Living any sort of active life means that, at some point, we are all going to get a cut or skin a knee and even scrape a cheek. While many abrasions can scab over and heal up and leave no trace, there are any number of chances for them to instead leave behind permanent scarring. Luckily, there are some measure you can take to prevent the appearance of unwanted scars.

How Does Scarring Happen?

First of all, it is important to know that scar formation is a very natural part of your wound healing – collagen production ramps up to heal the injury quickly and, as such, that skin does not go through the normal skin production, and so is missing somethings that cause it to look a little different as a result.
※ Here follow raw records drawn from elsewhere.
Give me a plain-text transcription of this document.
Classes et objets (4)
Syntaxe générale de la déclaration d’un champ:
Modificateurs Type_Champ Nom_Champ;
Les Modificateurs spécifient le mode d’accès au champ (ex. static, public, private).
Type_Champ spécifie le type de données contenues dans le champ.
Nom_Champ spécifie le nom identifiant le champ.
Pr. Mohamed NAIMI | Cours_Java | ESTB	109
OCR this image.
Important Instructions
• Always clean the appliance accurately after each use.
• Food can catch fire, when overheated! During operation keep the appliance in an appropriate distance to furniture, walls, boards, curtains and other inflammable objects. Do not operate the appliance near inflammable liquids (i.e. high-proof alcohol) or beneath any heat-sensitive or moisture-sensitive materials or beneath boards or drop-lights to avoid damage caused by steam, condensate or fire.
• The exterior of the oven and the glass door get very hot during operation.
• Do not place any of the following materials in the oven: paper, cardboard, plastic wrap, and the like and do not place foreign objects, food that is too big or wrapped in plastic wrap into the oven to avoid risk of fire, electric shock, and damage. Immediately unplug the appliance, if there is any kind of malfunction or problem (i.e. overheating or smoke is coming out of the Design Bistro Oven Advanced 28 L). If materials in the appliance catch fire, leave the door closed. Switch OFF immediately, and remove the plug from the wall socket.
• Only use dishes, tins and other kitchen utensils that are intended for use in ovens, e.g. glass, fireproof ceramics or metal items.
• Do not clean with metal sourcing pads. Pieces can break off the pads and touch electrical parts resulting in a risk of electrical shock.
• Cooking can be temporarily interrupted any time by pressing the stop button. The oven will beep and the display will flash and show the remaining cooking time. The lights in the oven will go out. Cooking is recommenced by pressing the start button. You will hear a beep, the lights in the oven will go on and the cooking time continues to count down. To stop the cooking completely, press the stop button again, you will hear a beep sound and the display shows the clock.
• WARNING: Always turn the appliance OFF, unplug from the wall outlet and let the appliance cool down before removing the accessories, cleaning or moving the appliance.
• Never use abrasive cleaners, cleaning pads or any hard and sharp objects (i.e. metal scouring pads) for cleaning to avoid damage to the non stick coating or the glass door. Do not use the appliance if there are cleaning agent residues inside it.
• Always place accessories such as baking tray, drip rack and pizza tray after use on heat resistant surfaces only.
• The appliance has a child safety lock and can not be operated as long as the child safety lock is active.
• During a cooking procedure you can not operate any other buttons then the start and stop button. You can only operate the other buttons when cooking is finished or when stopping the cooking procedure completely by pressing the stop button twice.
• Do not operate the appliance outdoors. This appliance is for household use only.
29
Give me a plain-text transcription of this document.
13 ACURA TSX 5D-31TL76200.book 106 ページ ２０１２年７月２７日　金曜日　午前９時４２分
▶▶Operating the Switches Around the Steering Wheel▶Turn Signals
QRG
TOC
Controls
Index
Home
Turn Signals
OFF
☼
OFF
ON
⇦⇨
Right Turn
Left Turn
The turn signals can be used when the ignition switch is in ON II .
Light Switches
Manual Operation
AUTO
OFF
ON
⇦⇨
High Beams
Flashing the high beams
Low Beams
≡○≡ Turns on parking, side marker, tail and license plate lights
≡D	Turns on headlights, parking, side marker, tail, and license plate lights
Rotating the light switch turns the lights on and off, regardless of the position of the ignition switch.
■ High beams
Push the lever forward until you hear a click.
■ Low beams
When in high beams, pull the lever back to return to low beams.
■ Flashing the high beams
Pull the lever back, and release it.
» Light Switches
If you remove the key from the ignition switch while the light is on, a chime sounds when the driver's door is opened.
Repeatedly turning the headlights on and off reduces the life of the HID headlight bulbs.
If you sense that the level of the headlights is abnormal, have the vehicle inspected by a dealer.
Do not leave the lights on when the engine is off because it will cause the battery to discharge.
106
A scar’s appearance is determined by factors such as the size of the wound, depth, the amount of blood that gets there, skin thickness and more.

Cleanliness Is Godliness

Any injury that results in broken skin should be kept clean and free of debris. The last thing you want is a foreign body exacerbating the injury or bacteria causing an infection.

Keep It Hydrated

While healing – Lock in moisture rather than allowing your skin to dry out. A bit of petroleum jelly on the wound topped with a non-adhesive bandage will go a long way to healing with minimal visibility.

After healing – You will still want to keep the new skin moisturized and supple, so using an all-natural moisturizing lotion like Jericho’s Body Lotion Sheer Delicacyis an important step in the process.


Keeping blood flow moving can be a big deal. Massaging the area daily, especially with some vitamin E infused lotion (like this Body Butter Sheer Embrace by Jericho) can potentially reduce scar visibility.

Hide From the Sun

Just as sunlight tans regular skin, it can especially cause discoloring in scar tissue and healing wounds.

All Natural, Baby

Outside of a little petroleum jelly or some vitamin-infused lotion, you really will want to let the wound heal in its natural way. Hydrogen peroxide, for example, will just continue irritation. Don’t pick at the scabs will only serve to slow the process down and increase the chance of scarring.